The Truth on the Case of Ex-Cuban Minister Alejandro Gil
And how the lack of government transparency gives us the right to speculate on what really happened.
By Reinaldo Escobar (14ymedio)
HAVANA TIMES – Those who rule in Cuba, from the powers that emanate from their positions, promised that there would be transparency in the trial of Alejandro Gil, former deputy prime minister and former minister of Economy. But instead of transparency, opacity has prevailed, not to say the darkest secrecy.
After that “Official Note of the First Secretary of the Central Committee of the Party and President of the Republic” published in the official newspaper Granma on March 7, 2024, the only comment that has been heard from an official source was that of the Comptroller of the Republic, Gladys Bejerano, who, in an interview with the EFE agency on May 21, 2024, said that what happened with Gil felt “like a betrayal.” Two months later she was removed from her position as part of the “process of normal renewal of the cadres.”
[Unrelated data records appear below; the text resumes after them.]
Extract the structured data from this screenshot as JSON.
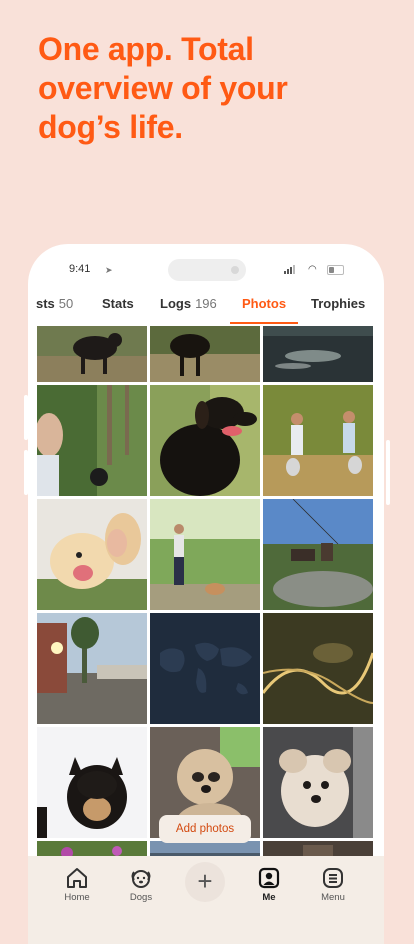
{
  "headline": "One app. Total overview of your dog’s life.",
  "status_bar": {
    "time": "9:41"
  },
  "tabs": [
    {
      "label": "sts",
      "count": "50"
    },
    {
      "label": "Stats",
      "count": ""
    },
    {
      "label": "Logs",
      "count": "196"
    },
    {
      "label": "Photos",
      "count": ""
    },
    {
      "label": "Trophies",
      "count": ""
    }
  ],
  "active_tab": "Photos",
  "add_photos_label": "Add photos",
  "nav": [
    {
      "label": "Home",
      "icon": "house-icon"
    },
    {
      "label": "Dogs",
      "icon": "dog-face-icon"
    },
    {
      "label": "",
      "icon": "plus-icon"
    },
    {
      "label": "Me",
      "icon": "person-icon"
    },
    {
      "label": "Menu",
      "icon": "menu-icon"
    }
  ],
  "colors": {
    "accent": "#ff5a14",
    "background": "#f9e1d9",
    "nav_bg": "#f4ede6"
  }
}
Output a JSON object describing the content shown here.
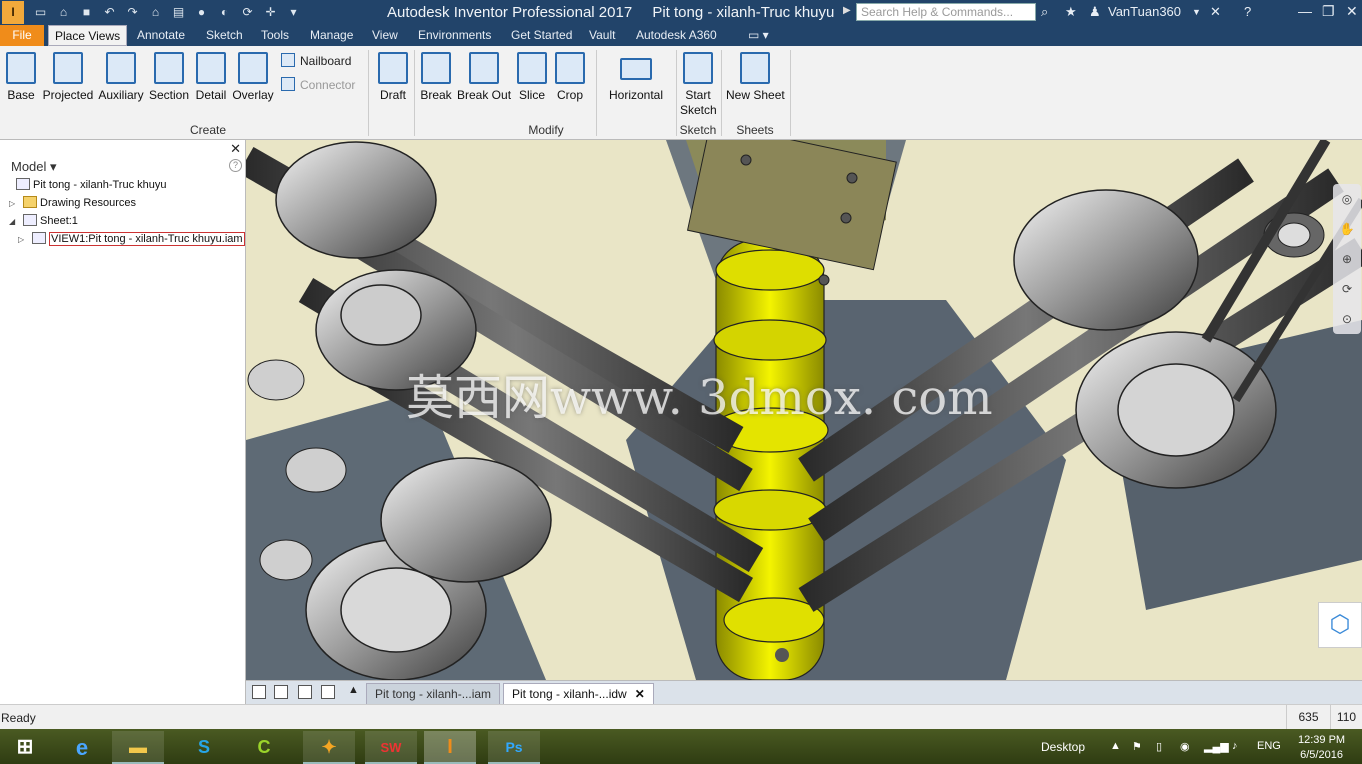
{
  "app": {
    "title": "Autodesk Inventor Professional 2017",
    "document": "Pit tong - xilanh-Truc khuyu",
    "logo_text": "I",
    "search_placeholder": "Search Help & Commands...",
    "user": "VanTuan360"
  },
  "tabs": [
    "File",
    "Place Views",
    "Annotate",
    "Sketch",
    "Tools",
    "Manage",
    "View",
    "Environments",
    "Get Started",
    "Vault",
    "Autodesk A360"
  ],
  "active_tab": "Place Views",
  "ribbon": {
    "create": {
      "label": "Create",
      "buttons": [
        "Base",
        "Projected",
        "Auxiliary",
        "Section",
        "Detail",
        "Overlay"
      ],
      "small": [
        "Nailboard",
        "Connector"
      ]
    },
    "modify": {
      "label": "Modify",
      "buttons": [
        "Draft",
        "Break",
        "Break Out",
        "Slice",
        "Crop",
        "Horizontal"
      ]
    },
    "sketch": {
      "label": "Sketch",
      "start": "Start",
      "sketch": "Sketch"
    },
    "sheets": {
      "label": "Sheets",
      "button": "New Sheet"
    }
  },
  "browser": {
    "header": "Model",
    "nodes": [
      "Pit tong - xilanh-Truc khuyu",
      "Drawing Resources",
      "Sheet:1",
      "VIEW1:Pit tong - xilanh-Truc khuyu.iam"
    ]
  },
  "watermark": "莫西网www. 3dmox. com",
  "doc_tabs": [
    "Pit tong - xilanh-...iam",
    "Pit tong - xilanh-...idw"
  ],
  "status": {
    "text": "Ready",
    "x": "635",
    "y": "110"
  },
  "taskbar": {
    "desktop": "Desktop",
    "lang": "ENG",
    "time": "12:39 PM",
    "date": "6/5/2016",
    "apps": [
      "IE",
      "Explorer",
      "Skype",
      "CCleaner",
      "Media",
      "SW 2016",
      "Inventor",
      "Ps"
    ]
  },
  "colors": {
    "titlebar": "#22446a",
    "file_tab": "#f08c1a",
    "canvas_bg": "#e9e5c6",
    "crank_yellow": "#e6e600"
  }
}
Exercising the right to speculation (without abusing it) granted by government secrecy for a whole year, I dare to launch these hypotheses:
Alejandro Gil is innocent of the charges attributed to him, and to the surprise of his kind interrogators he has resisted all pressure to accept guilt.
Alejandro Gil is partially or totally guilty of the charges against him, but he has threatened to say everything he knows about those who are hierarchically above his old position, which has prevented or delayed their indispensable public presentation.
The charges that are imputed to him could be related to acts of corruption, such as appropriating funds intended for social use or declaring money as representing expenses that he later pocketed; nepotism, by taking advantage of his position to benefit private businesses of family or friends; adulterating in his reports the real data of the economy for the purpose of pretending to be successful in his management. Furthermore, salacious data about his personal morality could be included, and even worse, accusations of passing information to the enemy or that he intended to promote measures aimed at demolishing the socialist system.
And one last hypothesis: We will never find out what really happened.
Translated by Regina Anavy for Translating Cuba.